ポン監督はアンさんについて、「リラックスした雰囲気の中で映画作りをしたいと考えていました。今作はスケールの大きな作品で、一世一代の機会だからしっかりやらなければとか、ジェイク・ギレンホールやティルダ・スウィントンが出演するからといって意識させることはしたくなかった。だから色々な話をしながら撮影していたが、いざカメラが回ると、ものすごい集中力を発揮する女優でした」と評価した。
ポン監督によれば、この作品は日本のアニメからの影響も受けているという。「女の子版『未来少年コナン』だと思っています。大自然の中で生活しているところや、ずっと走っていて誰にも止められないところとか(笑)。しかし宮崎作品にだけ影響を受けているわけではありません。

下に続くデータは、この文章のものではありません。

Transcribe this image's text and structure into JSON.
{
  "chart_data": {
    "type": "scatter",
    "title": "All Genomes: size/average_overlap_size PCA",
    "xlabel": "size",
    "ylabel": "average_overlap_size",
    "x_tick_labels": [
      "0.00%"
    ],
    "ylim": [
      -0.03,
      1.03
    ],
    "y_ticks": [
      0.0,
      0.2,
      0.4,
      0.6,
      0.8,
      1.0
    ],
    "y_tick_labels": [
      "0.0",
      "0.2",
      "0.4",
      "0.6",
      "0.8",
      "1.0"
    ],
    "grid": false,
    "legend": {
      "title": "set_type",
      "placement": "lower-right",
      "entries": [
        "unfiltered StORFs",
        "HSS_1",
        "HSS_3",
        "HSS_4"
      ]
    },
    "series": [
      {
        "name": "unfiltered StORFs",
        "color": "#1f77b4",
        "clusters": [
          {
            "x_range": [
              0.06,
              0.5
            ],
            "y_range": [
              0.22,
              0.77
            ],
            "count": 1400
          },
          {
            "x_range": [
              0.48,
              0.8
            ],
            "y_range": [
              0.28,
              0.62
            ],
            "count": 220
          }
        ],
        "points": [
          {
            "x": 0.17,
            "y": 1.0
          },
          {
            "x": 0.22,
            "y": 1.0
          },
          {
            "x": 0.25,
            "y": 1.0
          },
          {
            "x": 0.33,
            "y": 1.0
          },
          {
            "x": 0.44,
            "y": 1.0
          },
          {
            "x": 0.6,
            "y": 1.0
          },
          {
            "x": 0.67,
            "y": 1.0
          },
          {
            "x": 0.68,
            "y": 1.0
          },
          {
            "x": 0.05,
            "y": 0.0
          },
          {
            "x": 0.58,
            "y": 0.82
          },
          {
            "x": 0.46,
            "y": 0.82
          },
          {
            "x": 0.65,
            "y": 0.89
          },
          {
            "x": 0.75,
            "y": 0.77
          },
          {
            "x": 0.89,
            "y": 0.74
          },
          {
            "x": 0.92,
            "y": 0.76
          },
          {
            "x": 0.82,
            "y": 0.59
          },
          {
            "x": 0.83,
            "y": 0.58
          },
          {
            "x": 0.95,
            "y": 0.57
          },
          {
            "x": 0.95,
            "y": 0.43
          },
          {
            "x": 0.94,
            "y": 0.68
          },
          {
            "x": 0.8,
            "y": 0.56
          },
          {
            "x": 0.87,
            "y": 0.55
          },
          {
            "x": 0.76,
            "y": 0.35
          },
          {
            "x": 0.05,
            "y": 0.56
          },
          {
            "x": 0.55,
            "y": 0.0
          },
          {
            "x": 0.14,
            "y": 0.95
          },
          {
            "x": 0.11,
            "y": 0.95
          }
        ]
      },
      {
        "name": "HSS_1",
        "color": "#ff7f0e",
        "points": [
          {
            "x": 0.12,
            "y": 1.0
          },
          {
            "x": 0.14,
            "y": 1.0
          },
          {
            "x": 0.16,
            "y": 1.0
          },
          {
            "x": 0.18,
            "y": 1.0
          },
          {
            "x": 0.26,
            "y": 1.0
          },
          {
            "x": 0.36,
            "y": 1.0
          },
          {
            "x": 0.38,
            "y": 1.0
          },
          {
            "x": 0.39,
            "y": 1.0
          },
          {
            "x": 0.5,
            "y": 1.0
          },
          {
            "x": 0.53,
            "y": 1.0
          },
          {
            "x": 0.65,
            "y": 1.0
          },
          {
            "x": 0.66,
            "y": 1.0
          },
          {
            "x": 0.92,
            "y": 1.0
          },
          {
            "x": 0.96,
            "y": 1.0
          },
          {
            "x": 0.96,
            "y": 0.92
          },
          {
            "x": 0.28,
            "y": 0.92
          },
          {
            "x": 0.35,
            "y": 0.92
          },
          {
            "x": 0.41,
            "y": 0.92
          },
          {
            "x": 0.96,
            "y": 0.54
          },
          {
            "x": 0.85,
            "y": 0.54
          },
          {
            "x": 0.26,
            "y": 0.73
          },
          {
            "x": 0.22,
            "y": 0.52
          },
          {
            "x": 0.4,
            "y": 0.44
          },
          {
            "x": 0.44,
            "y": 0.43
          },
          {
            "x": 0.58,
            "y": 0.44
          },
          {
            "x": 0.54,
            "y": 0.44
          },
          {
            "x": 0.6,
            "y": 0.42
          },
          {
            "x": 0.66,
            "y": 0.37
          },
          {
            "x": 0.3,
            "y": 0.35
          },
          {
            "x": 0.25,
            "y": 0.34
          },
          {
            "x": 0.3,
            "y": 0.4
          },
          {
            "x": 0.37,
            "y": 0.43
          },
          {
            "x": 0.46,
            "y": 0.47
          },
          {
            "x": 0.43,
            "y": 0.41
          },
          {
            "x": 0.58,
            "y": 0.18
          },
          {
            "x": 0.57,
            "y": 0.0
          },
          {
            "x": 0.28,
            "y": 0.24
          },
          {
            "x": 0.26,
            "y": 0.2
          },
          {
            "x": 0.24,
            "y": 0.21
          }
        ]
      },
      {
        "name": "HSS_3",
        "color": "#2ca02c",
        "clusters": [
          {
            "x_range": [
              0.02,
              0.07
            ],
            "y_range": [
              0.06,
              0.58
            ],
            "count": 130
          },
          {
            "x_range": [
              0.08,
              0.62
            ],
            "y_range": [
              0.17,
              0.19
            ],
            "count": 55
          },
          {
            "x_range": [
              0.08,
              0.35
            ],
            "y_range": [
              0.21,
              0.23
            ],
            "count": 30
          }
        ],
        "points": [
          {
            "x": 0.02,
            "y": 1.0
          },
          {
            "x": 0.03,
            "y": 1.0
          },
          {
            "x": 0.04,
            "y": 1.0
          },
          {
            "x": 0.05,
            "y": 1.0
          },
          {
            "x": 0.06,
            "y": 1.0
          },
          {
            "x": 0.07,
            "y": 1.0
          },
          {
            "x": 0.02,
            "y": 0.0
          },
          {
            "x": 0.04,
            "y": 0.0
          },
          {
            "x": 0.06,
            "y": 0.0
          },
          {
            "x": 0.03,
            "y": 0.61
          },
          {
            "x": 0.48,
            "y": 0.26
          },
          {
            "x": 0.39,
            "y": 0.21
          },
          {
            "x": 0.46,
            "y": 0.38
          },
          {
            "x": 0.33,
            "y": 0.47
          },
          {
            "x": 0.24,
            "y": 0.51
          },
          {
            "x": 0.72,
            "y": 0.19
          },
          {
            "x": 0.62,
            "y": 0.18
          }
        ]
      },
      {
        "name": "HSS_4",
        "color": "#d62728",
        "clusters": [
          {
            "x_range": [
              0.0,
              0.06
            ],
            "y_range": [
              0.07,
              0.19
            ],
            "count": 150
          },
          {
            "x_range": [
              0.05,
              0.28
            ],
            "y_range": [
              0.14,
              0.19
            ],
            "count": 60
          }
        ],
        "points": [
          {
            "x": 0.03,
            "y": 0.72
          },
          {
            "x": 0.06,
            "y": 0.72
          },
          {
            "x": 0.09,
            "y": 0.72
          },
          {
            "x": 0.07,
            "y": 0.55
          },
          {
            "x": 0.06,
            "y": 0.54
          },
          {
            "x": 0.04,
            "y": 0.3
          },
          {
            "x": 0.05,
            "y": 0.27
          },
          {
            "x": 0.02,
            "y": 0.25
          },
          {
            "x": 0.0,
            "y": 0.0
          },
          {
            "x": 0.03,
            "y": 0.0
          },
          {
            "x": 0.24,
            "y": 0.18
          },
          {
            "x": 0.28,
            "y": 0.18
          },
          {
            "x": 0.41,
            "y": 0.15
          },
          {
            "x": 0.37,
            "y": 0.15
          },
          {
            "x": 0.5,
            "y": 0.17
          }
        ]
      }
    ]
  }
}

『ブタが都会にいく』というところはジョージ・ミラーの『ベイブ』に影響を受けていますし、NYのパレードのシーンは押井守監督の『イノセンス』のシーンを再現したいと思いました」とのこと。
アンさんは、今後、海外からの出演オファーがあったらどうするか? と聞かれると、「当然当然、海外の作品に参加したいと思っています。色々な人の人生を体験できるのが女優の仕事の素晴らしさだと思います。私は『君の名は。』や『ハウルの動く城』など日本のアニメ・漫画や音楽も大好きです。いまiPodの中には韓国の曲は一曲もなく、日本の曲ばかりです。歌手になるには歌の実力など心配な面もあるので、いつか『君の名は。』の三葉のような、声優のお仕事もしてみたいと思っています」と語った。
Netflix配信作は映画なのか?
この作品は、カンヌ映画祭のコンペティション部門にノミネートされ、劇場での上映有無や“映画の定義とは何か?”という議論にもなった。Netflixの「映画公開と同時に配信開始」という方針に対し、映画業界が反発。今後Netflix作品がカンヌに並ぶことが難しくなったとも報じられている。
ポン監督はこれについて、「私は映画の作り手として、映画の定義をすることには難しさを感じることがあります。映画を観る方法には様々な形があると思います。スクリーンで大勢で観るのは最も美しい形であると思います。ですがテクノロジーの発展によって、ホームシアターを備えた家のスクリーンで見ることも可能になりました。ストリーミングで観ることも一つのかたちではないかと思います」。
「60年代にもテレビが登場したことによって、映画は終わったと感じる人もいました。現在、テレビと映画は共存していますし、デジタルストリーミングも今後、平和的に共存すると思います。その規定については、映画産業に携わっている方が整理していくべきだと感じています」とコメント。
「ただ、Netflixには、大きな予算が与えられるのにも関わらず、100%創作の自由が与えられ、クリエイティブをコントロールできる環境があります。既存のスタジオではなかなか出来ないことであり、多くのクリエイターにとって魅力的なことは確かです。Netflixは劇場公開にも柔軟な対応をとっており、自分の作品を大きなスクリーンで上映したいという監督たちの渇望にも応えることができるのではないでしょうか」と、Netflixのコンテンツ制作体制を評価した。